Here is the first week’s worth of writing.

after emily dickinson

after emily dickinson

the batteries in my torch died out early
in my teenage years when I tried to
illuminate myself so I fell to writing
epigraphical epithets in the moonlight
with a label maker, affixing them in lines
of chapter titles to catalogue myself
before others blacked out letters
leaving the white space like stars
new constellations to navigate the unknown

Graffiti

 

to erase me is to wipe
away the graffiti as though
it can make up for the 
late night tags written
under cover of darkness
where I wear the smell
of spray cans as deodorant 
and the rattle of the ball bearing
the music of our minds

This came about because my daughters had this whiteboard in the lounge room when they were practicing dance and Physie routines. The board was clean and next to it was the whiteboard marker and eraser. I debated getting the black whiteboard marker from my pencil case (I am a teacher after all) but stuck with the purple and wrote this up on the spur of the moment, tapping into the impermanency of the surface and the content of the poem. Tonight the girls are using the white board to play games of Hangman.

As a side note, does anyone else have trouble spelling “graffiti”? I always mix up the number of “f’s” or “t’s” but thankfully I wrote it correctly.

I Am The King

I’m riding past the fibro houses linked like rosary beads, counting them as you would Hail Marys because only Mary understands housing commission. And everyone knows at least one teenage mum. I stole the bike from someone’s front yard but told mum I found it in a hard rubbish clean up. Gave it a coat of paint from a spray can. Maybe one day I’ll drop it back where it came from.

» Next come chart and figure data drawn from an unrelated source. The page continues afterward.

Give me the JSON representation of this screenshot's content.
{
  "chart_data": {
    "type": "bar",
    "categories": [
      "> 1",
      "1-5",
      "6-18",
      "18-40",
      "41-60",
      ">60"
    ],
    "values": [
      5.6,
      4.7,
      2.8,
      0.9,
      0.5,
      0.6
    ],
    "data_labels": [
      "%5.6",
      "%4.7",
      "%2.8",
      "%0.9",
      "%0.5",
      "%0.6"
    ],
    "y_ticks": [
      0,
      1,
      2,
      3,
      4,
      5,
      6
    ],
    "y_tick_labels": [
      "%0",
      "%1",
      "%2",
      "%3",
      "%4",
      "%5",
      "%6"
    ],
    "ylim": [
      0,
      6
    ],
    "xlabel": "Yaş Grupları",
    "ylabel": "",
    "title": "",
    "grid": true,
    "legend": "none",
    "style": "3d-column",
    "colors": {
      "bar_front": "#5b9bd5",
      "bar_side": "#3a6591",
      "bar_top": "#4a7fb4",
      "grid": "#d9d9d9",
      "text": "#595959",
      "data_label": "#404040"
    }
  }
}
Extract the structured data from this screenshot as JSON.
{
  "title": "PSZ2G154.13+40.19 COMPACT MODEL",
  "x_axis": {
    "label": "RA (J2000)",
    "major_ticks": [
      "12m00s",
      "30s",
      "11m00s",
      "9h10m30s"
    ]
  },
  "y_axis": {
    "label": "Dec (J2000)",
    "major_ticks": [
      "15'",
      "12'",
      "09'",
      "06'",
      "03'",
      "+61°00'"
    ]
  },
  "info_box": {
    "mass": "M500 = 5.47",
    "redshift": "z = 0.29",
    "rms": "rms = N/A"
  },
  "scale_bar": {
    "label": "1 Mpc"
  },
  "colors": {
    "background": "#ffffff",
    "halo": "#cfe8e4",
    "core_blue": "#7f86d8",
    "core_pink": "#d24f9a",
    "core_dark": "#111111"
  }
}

Right now, I am king and priest.

The Overripe Plum

I ate an overripe plum
on the afternoon
of my father’s funeral
eaten a day or two late
piercing the skin, tight and purple
the soft flesh a mushy pulp
first the sweetness
chased by the sharp, acid tang
digging the stone from the 
centre with my teeth
while the juice dribbled down
my fingers, a puddle in
my palm

 

Sometimes you have moments when an idea forms as a cohesive whole and coalesces like breath. You quickly capture the moment, preserve it and share it. This is one of those times. It’s not autobiographical, simply an idea sparked by something I was reading and afterwards reminded me of William Carlos Williams’ poem, “This Is Just To Say.”
It’s not summer in Australia (we’re heading into winter) but plums have always been one of my favourite summer stone fruits.

Random Calligraphy

Below is a collection of sample sentences and ideas I’ve had, playing around with new markers and pens.

Handwritten Pages #30 Carapace

“Every time you slam the door a fairy loses its wings,” her mother yelled down the hallway.
She leant against the door, watching and waiting for the wings to float down; one onto her pillow and the other beside the laptop on her desk. Their thin, steel-like frames and metallic membranes were added like plates to the almost-finished coat on the dressmaker’s mannequin.
Slipping it off the mannequin and dressing herself in it, she confronted her image in the mirror, the light reflecting a kaleidoscope of colours on the carapace she wore.
I will not need to fly, she whispered, when I can wear armour.

Handwritten Pages #29 Conflagration

To scorch the earth
requires, firstly, a match
to spark the conflagration.
In it’s wake a monochrome
palette of ashes; the static
of a black and white television.
The white noise of silence
mistaken for a perpetual
round of applause.
Except you burned the memory
of why you did it in the first place.

Handwritten Pages #28 Mix Tape

We were two halves, each a side of a mix tape. Made up of songs that created us in our understanding of the other.
Yet your memory of me is a bootleg, a copy passed around by word of mouth. Continually copied until the reproduction was a new original you made of me in an act of collective forgetting; when the memory of the song was more powerful than the original.
How often did we have to respool the cassette when it caught in the tape deck; wind it back on with a pen jammed in the cogs? I doubt you’d recognise the original tune now that it’s stretched and warped.

I want you to press “Play” for old time’s sake. Would you?